Platynota breviplicana

Scientific classification
- Domain: Eukaryota
- Kingdom: Animalia
- Phylum: Arthropoda
- Class: Insecta
- Order: Lepidoptera
- Family: Tortricidae
- Genus: Platynota
- Species: P. breviplicana
- Binomial name: Platynota breviplicana Walsingham, 1897
- Synonyms: Platynota diminutana Walsingham, 1897;

= Platynota breviplicana =

- Genus: Platynota (moth)
- Species: breviplicana
- Authority: Walsingham, 1897
- Synonyms: Platynota diminutana Walsingham, 1897

Species of moth

Platynota breviplicana is a species of moth of the family Tortricidae. It is found in Grenada.

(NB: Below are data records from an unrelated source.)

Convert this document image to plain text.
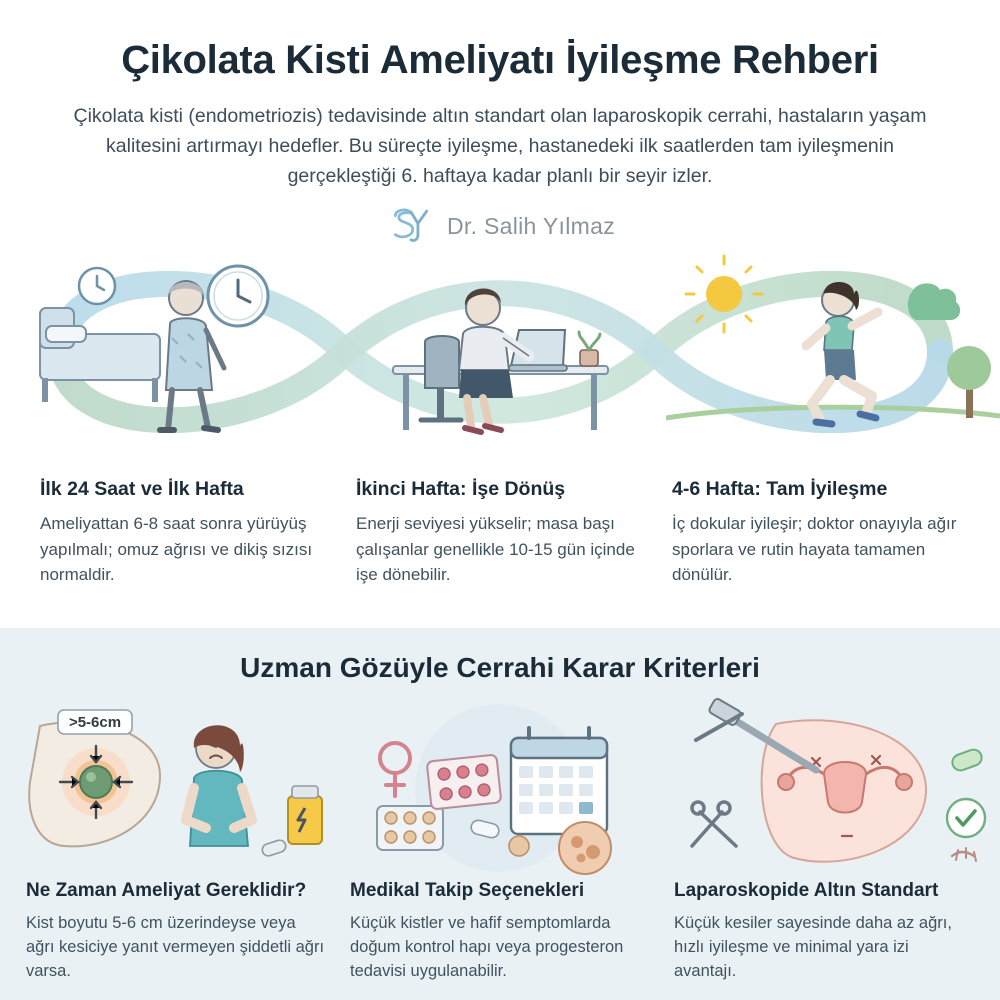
Çikolata Kisti Ameliyatı İyileşme Rehberi

Çikolata kisti (endometriozis) tedavisinde altın standart olan laparoskopik cerrahi, hastaların yaşam kalitesini artırmayı hedefler. Bu süreçte iyileşme, hastanedeki ilk saatlerden tam iyileşmenin gerçekleştiği 6. haftaya kadar planlı bir seyir izler.

Dr. Salih Yılmaz
İlk 24 Saat ve İlk Hafta

Ameliyattan 6-8 saat sonra yürüyüş yapılmalı; omuz ağrısı ve dikiş sızısı normaldir.

İkinci Hafta: İşe Dönüş

Enerji seviyesi yükselir; masa başı çalışanlar genellikle 10-15 gün içinde işe dönebilir.

4-6 Hafta: Tam İyileşme

İç dokular iyileşir; doktor onayıyla ağır sporlara ve rutin hayata tamamen dönülür.

Uzman Gözüyle Cerrahi Karar Kriterleri
>5-6cm
Ne Zaman Ameliyat Gereklidir?

Kist boyutu 5-6 cm üzerindeyse veya ağrı kesiciye yanıt vermeyen şiddetli ağrı varsa.

Medikal Takip Seçenekleri

Küçük kistler ve hafif semptomlarda doğum kontrol hapı veya progesteron tedavisi uygulanabilir.

Laparoskopide Altın Standart

Küçük kesiler sayesinde daha az ağrı, hızlı iyileşme ve minimal yara izi avantajı.
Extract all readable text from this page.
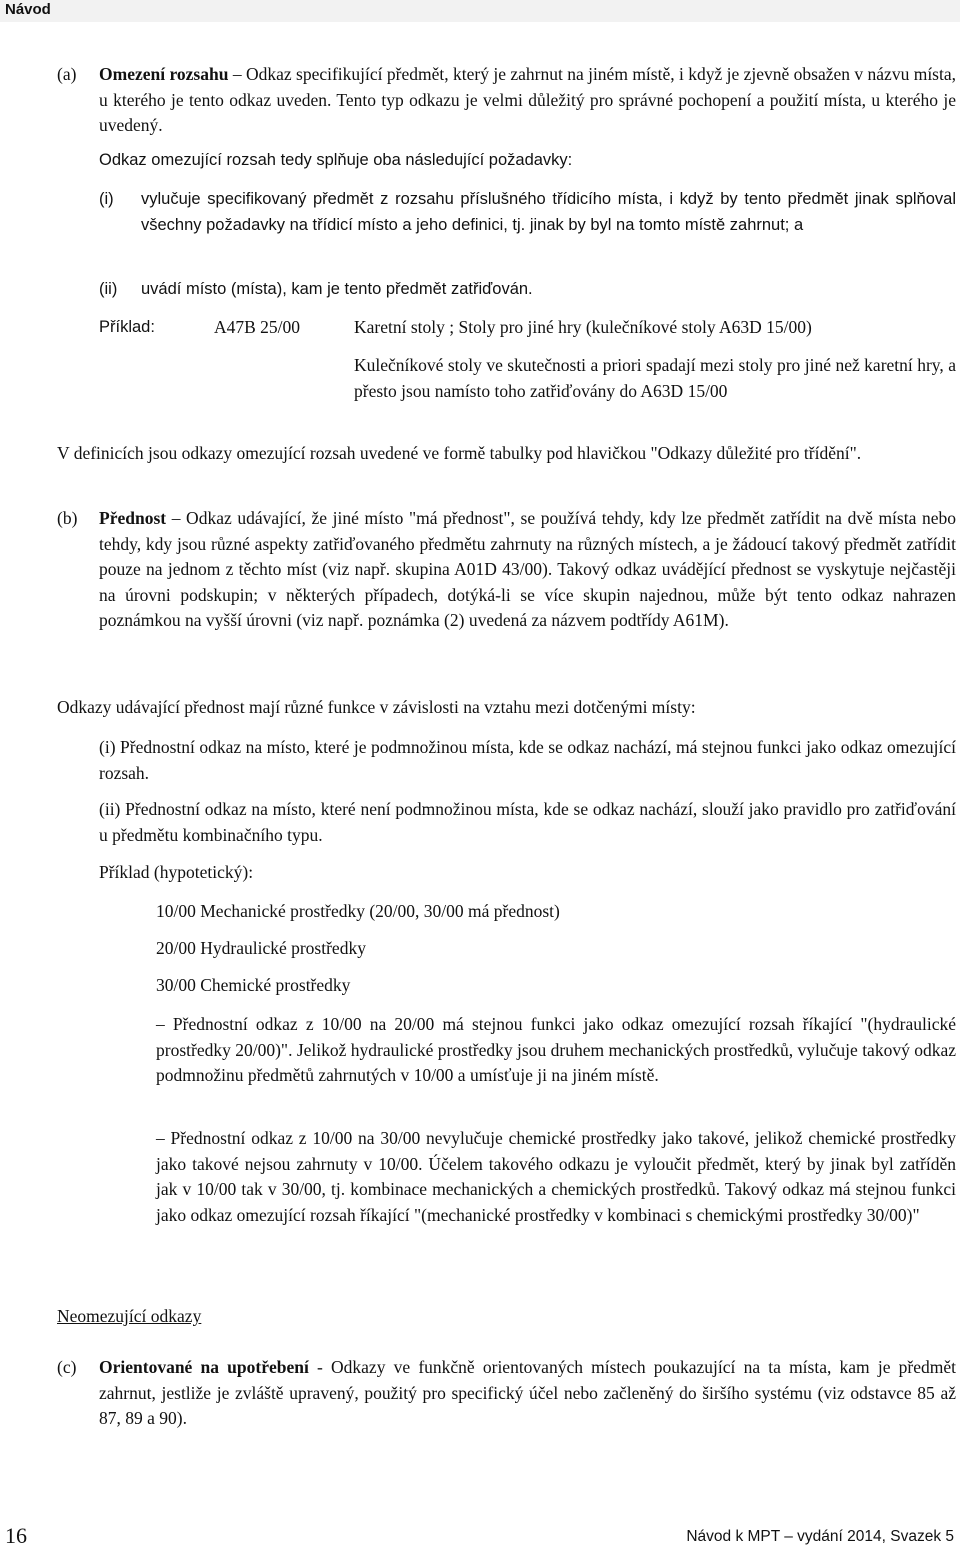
Návod
(a) Omezení rozsahu – Odkaz specifikující předmět, který je zahrnut na jiném místě, i když je zjevně obsažen v názvu místa, u kterého je tento odkaz uveden. Tento typ odkazu je velmi důležitý pro správné pochopení a použití místa, u kterého je uvedený.
Odkaz omezující rozsah tedy splňuje oba následující požadavky:
(i) vylučuje specifikovaný předmět z rozsahu příslušného třídicího místa, i když by tento předmět jinak splňoval všechny požadavky na třídicí místo a jeho definici, tj. jinak by byl na tomto místě zahrnut; a
(ii) uvádí místo (místa), kam je tento předmět zatřiďován.
Příklad:	A47B 25/00	Karetní stoly ; Stoly pro jiné hry (kulečníkové stoly A63D 15/00)
Kulečníkové stoly ve skutečnosti a priori spadají mezi stoly pro jiné než karetní hry, a přesto jsou namísto toho zatřiďovány do A63D 15/00
V definicích jsou odkazy omezující rozsah uvedené ve formě tabulky pod hlavičkou "Odkazy důležité pro třídění".
(b) Přednost – Odkaz udávající, že jiné místo "má přednost", se používá tehdy, kdy lze předmět zatřídit na dvě místa nebo tehdy, kdy jsou různé aspekty zatřiďovaného předmětu zahrnuty na různých místech, a je žádoucí takový předmět zatřídit pouze na jednom z těchto míst (viz např. skupina A01D 43/00). Takový odkaz uvádějící přednost se vyskytuje nejčastěji na úrovni podskupin; v některých případech, dotýká-li se více skupin najednou, může být tento odkaz nahrazen poznámkou na vyšší úrovni (viz např. poznámka (2) uvedená za názvem podtřídy A61M).
Odkazy udávající přednost mají různé funkce v závislosti na vztahu mezi dotčenými místy:
(i) Přednostní odkaz na místo, které je podmnožinou místa, kde se odkaz nachází, má stejnou funkci jako odkaz omezující rozsah.
(ii) Přednostní odkaz na místo, které není podmnožinou místa, kde se odkaz nachází, slouží jako pravidlo pro zatřiďování u předmětu kombinačního typu.
Příklad (hypotetický):
10/00 Mechanické prostředky (20/00, 30/00 má přednost)
20/00 Hydraulické prostředky
30/00 Chemické prostředky
– Přednostní odkaz z 10/00 na 20/00 má stejnou funkci jako odkaz omezující rozsah říkající "(hydraulické prostředky 20/00)". Jelikož hydraulické prostředky jsou druhem mechanických prostředků, vylučuje takový odkaz podmnožinu předmětů zahrnutých v 10/00 a umísťuje ji na jiném místě.
– Přednostní odkaz z 10/00 na 30/00 nevylučuje chemické prostředky jako takové, jelikož chemické prostředky jako takové nejsou zahrnuty v 10/00. Účelem takového odkazu je vyloučit předmět, který by jinak byl zatříděn jak v 10/00 tak v 30/00, tj. kombinace mechanických a chemických prostředků. Takový odkaz má stejnou funkci jako odkaz omezující rozsah říkající "(mechanické prostředky v kombinaci s chemickými prostředky 30/00)"
Neomezující odkazy
(c) Orientované na upotřebení - Odkazy ve funkčně orientovaných místech poukazující na ta místa, kam je předmět zahrnut, jestliže je zvláště upravený, použitý pro specifický účel nebo začleněný do širšího systému (viz odstavce 85 až 87, 89 a 90).
16	Návod k MPT – vydání 2014, Svazek 5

The wingspan is about 15 mm. The forewings have a short brownish-ochreous basal patch. The whole of the middle portion of the wing is overclouded by a broad dark umber-brown band, beyond which the terminal portion is shining whitish ochreous with two sinuate (wavy) lines of slightly raised scales. There are also some raised scales on the dark central band, notably in an oblique line from its upper and inner angle ending in a strong patch near the outer end of the fold and in a small patch at the outer end of the cell. The hindwings are cinnamon brown, blending to ochreous towards the base.